Florentinus Anum, Kepala Dinas Perkebunan Kalimantan Barat mengatakan, Pemerintah Kalbar berupaya mendorong perusahaan perkebunan sawit agar meningkatkan produktivitas. Kini, katanya, produktivitas masih berkisar 2 juta ton per hektar per tahun. “Masih rendah dari target nasional mencapai 4 juta ton per hektar per tahun,” katanya.

“Kuncinya pada benih,” katanya.

Guna meningkatna produktivitas kebun warga, harus menggunakan benih bersertifikasi. Benih bagus, katanya, akan menghasilkan buah bagus pula. Sertifikasi, katanya, perlu mencegah menggunaan benih illegal yang justru akan merugikan petani.

Tantangan petani sawit, tak hanya itu, legalitas lahan perkebunan juga menjadi batu sandungan untuk mendapatkan sertifikat sawit berkelanjutan. Catatan Asosiasi Petani Kelapa Sawit Indonesia (Apkasindo) menyebutkan, masalah legalitas lahan dan pendanaan menjadi batu sandungan utama yang menyebabkan baru 0,1% lahan kebun sawit rakyat dari total 5,807 juta hektar mendapat sertifikat ISPO. Pasalnya, ada lahan kebun sawit petani masih tercatat sebagai bagian dari kawasan hutan, sekitar 56% dari total kebun sawit rakyat.

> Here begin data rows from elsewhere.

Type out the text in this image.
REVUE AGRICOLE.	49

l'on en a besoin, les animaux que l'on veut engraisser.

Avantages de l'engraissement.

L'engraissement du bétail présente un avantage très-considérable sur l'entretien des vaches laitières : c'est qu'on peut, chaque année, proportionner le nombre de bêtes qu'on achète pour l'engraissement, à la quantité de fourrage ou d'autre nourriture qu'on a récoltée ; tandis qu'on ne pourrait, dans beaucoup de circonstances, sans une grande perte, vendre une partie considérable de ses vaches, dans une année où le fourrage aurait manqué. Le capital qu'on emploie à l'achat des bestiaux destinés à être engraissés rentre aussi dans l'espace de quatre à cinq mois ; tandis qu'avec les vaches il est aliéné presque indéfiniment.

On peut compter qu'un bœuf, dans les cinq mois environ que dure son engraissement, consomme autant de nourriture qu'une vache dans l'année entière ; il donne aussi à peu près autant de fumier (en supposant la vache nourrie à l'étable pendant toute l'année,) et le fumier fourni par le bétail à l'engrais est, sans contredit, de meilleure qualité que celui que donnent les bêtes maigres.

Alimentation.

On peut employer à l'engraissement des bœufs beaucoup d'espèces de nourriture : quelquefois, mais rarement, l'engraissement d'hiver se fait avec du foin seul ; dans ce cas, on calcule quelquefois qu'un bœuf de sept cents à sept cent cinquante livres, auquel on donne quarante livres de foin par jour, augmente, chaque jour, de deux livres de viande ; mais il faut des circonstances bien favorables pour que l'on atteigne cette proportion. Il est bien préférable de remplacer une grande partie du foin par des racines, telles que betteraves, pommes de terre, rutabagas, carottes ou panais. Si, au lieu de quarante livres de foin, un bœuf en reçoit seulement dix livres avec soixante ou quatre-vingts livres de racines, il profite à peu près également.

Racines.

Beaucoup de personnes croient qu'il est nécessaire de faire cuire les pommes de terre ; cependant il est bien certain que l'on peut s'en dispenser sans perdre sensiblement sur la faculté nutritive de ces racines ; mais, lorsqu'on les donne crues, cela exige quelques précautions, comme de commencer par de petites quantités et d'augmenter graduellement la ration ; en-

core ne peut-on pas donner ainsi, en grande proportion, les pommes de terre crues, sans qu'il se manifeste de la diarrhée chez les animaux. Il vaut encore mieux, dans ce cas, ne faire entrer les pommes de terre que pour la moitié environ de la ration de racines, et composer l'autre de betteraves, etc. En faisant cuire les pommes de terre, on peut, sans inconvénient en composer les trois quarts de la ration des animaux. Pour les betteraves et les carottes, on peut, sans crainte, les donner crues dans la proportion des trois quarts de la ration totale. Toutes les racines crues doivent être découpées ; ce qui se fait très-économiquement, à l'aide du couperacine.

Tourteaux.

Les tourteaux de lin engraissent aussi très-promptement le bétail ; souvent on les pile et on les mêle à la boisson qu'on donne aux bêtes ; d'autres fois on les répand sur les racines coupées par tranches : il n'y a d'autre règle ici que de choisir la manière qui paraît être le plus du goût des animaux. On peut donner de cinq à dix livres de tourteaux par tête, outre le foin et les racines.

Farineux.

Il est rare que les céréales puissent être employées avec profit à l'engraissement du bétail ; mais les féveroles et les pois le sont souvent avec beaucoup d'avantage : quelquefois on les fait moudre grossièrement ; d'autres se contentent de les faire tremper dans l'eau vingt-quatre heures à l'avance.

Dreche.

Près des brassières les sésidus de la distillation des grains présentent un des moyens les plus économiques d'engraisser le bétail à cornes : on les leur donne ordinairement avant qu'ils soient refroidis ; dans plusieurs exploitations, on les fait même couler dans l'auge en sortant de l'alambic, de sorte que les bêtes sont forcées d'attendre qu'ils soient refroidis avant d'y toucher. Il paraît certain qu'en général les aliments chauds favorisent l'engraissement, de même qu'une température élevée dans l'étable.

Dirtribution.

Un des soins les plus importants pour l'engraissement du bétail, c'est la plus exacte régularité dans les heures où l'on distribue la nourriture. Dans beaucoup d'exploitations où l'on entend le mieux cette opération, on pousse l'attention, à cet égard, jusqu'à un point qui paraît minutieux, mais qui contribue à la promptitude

Lorens, manajer Lanskap Kalimantan Barat Yayasan Inisiatif Dagang Hijau mengatakan, berdasarkan catatan Direktorat Jenderal Perkebunan, petani mandiri menyumbang 34% produks CPO Indonesia. “Sebesar 90% diantaranya memiliki lahan sekitar tiga hektar dan sekitar perkebunan besar,” katanya.

Petani mandiri juga tak memenuhi definisi hukum atau popular sebagai petani kecil, katanya, serta mengalami keterbatasan di dalam kapasitas dan pelayanan program. Posisi ini, katanya, menyebabkan produktivitas masih rendah. Terlebih, petani mandiri sebagian besar belum terdaftar dan tak memiliki legalitas lahan. “Tidak ada juga insentif praktik berkelanjutan.”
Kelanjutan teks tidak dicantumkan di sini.